In Greek, impossible is adynateō with meanings that bridge the distance between weakness, inability, and powerlessness to the bottom line: it cannot be done. And God asks me, when will I see and understand the adynateō in myself? Not weakness in what I want to do, my dreams and ambitions. No. This is the weakness in the face of what God wants to do. In Corinthians 12:9, God speaks through Paul saying, “My grace is sufficient for you, for my power is made perfect in weakness.” God is talking about the God Plan in Paul’s life and ultimately, in my life too.

God’s power manifests in doing God’s plan. 

impossible triangleOh, silly me. I have missed this obvious all along. I keep trying to get the blessing (and success) for my ideas, my plans, my ambitions, my projects.
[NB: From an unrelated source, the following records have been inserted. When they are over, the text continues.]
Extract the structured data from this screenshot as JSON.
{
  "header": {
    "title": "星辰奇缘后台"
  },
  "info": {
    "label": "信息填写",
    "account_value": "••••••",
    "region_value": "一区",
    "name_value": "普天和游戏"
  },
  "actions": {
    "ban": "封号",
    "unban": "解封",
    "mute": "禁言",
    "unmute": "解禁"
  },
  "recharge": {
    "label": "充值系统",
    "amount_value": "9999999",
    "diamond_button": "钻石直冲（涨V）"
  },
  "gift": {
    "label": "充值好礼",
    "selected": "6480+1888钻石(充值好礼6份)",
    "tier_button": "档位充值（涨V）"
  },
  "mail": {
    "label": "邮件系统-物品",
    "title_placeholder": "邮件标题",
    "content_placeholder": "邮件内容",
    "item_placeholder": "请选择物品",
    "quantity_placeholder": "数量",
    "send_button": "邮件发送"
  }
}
But there has been little room in my masterminding for the impossible, the unexpected, the miracles of God.

How many sermons and teachings have we heard about knowing God’s will for our lives, as though we might be able to figure out the impossible?

This is the only time I can truly say that the cliche, “whatever,” used by teens for the last decade or so, is truly the correct word in this situation. Our surrender to God is a “whatever.” That is, whatever God wants to do, whatever the Holy Spirit wants to manifest, whatever is possible in God’s cosmos, I choose to embrace today.

Don’t misunderstand me. I am sure this is not a passivity where we simply lie down on a bed and wait for a miracle. If anything, it’s a reckless abandonment of my narrow views in favor of the expansive potentialities of God.